Nine Liars (Truly Devious, #5)(4)



Sebastian did not run; it was his house, and his room was fixed. After setting down his things in the mudroom and stretching for a moment, he went to the kitchen, removed the bottle of champagne that was always chilling in the refrigerator, and popped it open. He poured the contents into a pint glass and gazed out the window over the sink. This one had a view into the kitchen garden, which was lush with shaggy clusters of mint, blue-flowering borage, and strawberry plants, heavy with bright red fruit. There was something else in the garden, along with the bountiful plants and the cold frames. Over by the wall, Rosie and Noel were conferring. They had not yet come inside, and were pressed close together, tall Noel leaning down to bend his ear to Rosie’s lips. He was leaning low enough that he kept having to slide his massive glasses back up on his nose. Whatever they were talking about, it was intensely private, and Rosie occasionally turned to look up at the windows above.

This was an interesting development, Sebastian thought. Something to be watched.

Upstairs, Sebastian heard something large fall over. There was no cacophony of falling objects, so not a cabinet. A side table, then, possibly the little mahogany one with the marble inlay. It was sturdy. It would survive.
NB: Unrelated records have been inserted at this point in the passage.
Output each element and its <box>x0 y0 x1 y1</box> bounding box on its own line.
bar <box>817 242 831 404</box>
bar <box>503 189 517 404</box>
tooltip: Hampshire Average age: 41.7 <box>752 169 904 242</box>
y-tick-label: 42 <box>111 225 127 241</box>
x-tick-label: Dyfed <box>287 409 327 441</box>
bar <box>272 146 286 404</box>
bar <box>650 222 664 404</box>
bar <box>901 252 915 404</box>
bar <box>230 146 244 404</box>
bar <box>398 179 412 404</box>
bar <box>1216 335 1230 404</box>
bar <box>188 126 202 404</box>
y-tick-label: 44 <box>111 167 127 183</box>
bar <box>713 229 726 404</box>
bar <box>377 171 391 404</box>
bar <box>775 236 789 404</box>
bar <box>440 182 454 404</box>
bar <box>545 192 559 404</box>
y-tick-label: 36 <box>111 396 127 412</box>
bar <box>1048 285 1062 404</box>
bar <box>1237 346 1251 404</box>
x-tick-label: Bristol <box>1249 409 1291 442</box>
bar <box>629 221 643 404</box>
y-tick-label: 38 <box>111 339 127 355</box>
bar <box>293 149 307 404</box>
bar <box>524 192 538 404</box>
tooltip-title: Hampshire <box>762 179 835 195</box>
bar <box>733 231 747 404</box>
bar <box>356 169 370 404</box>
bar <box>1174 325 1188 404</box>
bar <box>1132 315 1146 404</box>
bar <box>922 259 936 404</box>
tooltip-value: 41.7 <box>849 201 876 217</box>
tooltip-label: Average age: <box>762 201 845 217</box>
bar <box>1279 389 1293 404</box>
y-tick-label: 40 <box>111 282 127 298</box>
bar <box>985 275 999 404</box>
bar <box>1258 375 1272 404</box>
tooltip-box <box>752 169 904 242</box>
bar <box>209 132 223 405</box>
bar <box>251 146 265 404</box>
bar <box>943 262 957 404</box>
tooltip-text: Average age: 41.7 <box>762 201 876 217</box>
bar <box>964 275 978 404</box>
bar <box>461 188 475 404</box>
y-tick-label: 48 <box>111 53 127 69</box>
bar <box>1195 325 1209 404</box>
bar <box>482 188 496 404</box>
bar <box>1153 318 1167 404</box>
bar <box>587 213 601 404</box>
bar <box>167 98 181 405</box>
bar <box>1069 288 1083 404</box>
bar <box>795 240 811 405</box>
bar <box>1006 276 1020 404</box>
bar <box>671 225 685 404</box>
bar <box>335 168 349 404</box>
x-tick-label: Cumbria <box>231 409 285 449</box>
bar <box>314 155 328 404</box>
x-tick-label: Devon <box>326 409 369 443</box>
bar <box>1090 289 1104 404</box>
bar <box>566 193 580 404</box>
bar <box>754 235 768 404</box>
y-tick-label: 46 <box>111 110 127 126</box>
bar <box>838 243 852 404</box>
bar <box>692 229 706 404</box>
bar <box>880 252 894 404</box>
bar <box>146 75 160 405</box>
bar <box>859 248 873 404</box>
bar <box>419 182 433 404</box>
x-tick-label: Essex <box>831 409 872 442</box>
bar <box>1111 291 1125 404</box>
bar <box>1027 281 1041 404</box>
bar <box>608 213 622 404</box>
Besides, he thought, sipping his pint of champagne contently, things were bound to be broken this weekend. There was no getting around it.





1


Dear Miss Bell,

I have been reading about your recent success in solving cold cases, like the ones at Ellingham Academy and at Camp Sunny Pines. There is something going on in my town and I need your help getting to the bottom of it. My neighbor has been killing people in an industrial dryer and putting their remains in our community garden. I have tried to dig up the garden myself but I am not permitted inside due to a legal matter, and it is very hard to do with a small shovel. Can you come here and help me to . . .

Stevie Bell stopped reading.

It was a quiet October night in Minerva House. At the farmhouse table in its cozy common room, she sat with her friends. Janelle Franklin and Vi Harper-Tomo were side by side working on their laptops.

“You finished your Stanford essay, right?” Janelle asked Vi.

“Almost,” Vi replied.

“Are you using that same one for Tufts?”

Vi looked up. They had gotten a new pair of white glasses over the summer and had cropped their hair and bleached it to almost the same shade, with a fade of blue down the back of their head. They were wearing a massive blue-and-silver fuzzy sweater that sort of matched their hair. Janelle had embraced the fall palate in an orange sweater and a vibrant kente cloth head wrap in gold, red, and green.

“No,” Vi said. “I’m writing one in Japanese for Tufts, and I’m not done with that one either.”

“Let me know when you’re finished so I can input it into the spreadsheet.”

Janelle and Vi had become a couple from the moment they’d met at the start of last year. They had decided that they didn’t want to go to the same school, probably, but they wanted to go to schools that were close to each other. In true crime talk, they had done a geographical profile of the unsub—worked out exactly what they wanted from their schools, and targeted the regions, then the programs. Every night, Janelle updated the spreadsheet that tracked where they were in their mutual application process.

Next to this, Nate Fisher was also typing away furiously, his face a scowl of concentration. Nate was one of Stevie’s closest friends—lanky, the kind of pale the Victorians would have classified as consumptive, with his never cool T-shirts and his wrong-sized pants hiding an athletic build. A fringe of overgrown brown hair half-shaded his eyes as he bent over his computer. He was usually her companion in avoiding things, but tonight he was letting her down. His fingers hadn’t stopped moving all night.

Stevie was supposed to be working. She had six articles to read tonight for Modern American Political History. When your class only had five people in it, you couldn’t get away with not doing the reading. You can only vamp so long about the media in general until your teacher raises a practiced eyebrow and puts the imaginary cone of shame on your head.

She looked at the article on her screen: “Defining Bias: How We Interpret What We Read.”

The sound of Nate’s typing echoed in her ears. He had headphones on and his fingers were flying. She had never seen him work this hard. Nate was a writer—he had gotten into Ellingham on the strength of a novel he wrote and published in his early teens. Since that time, he had been running from deadlines and the concept of writing in general like it was an angry bear on an electric bike. Where had he found all this focus?

Maybe from the fact that it was October. Senior year. How had she gotten here?

Well, time does that. The clock ticks steadily on.

Time was ticking right now. She had to read. This was the shortest of the six articles. She knew that because for the last hour, she had scrolled through all six, looking at how long they were and figuring out what to read first. Then she would go to the little kitchen off to the side of the common room and get some more water, or a hot chocolate, or she went to pee, or she walked to her room to get a hoodie, or she walked to her room to get her slippers, or she just stared at the moose head with the holiday lights on it that was mounted above the fireplace.

The rest of her time she looked at her phone, which was how she’d found this new message about the shovel and the industrial dryer.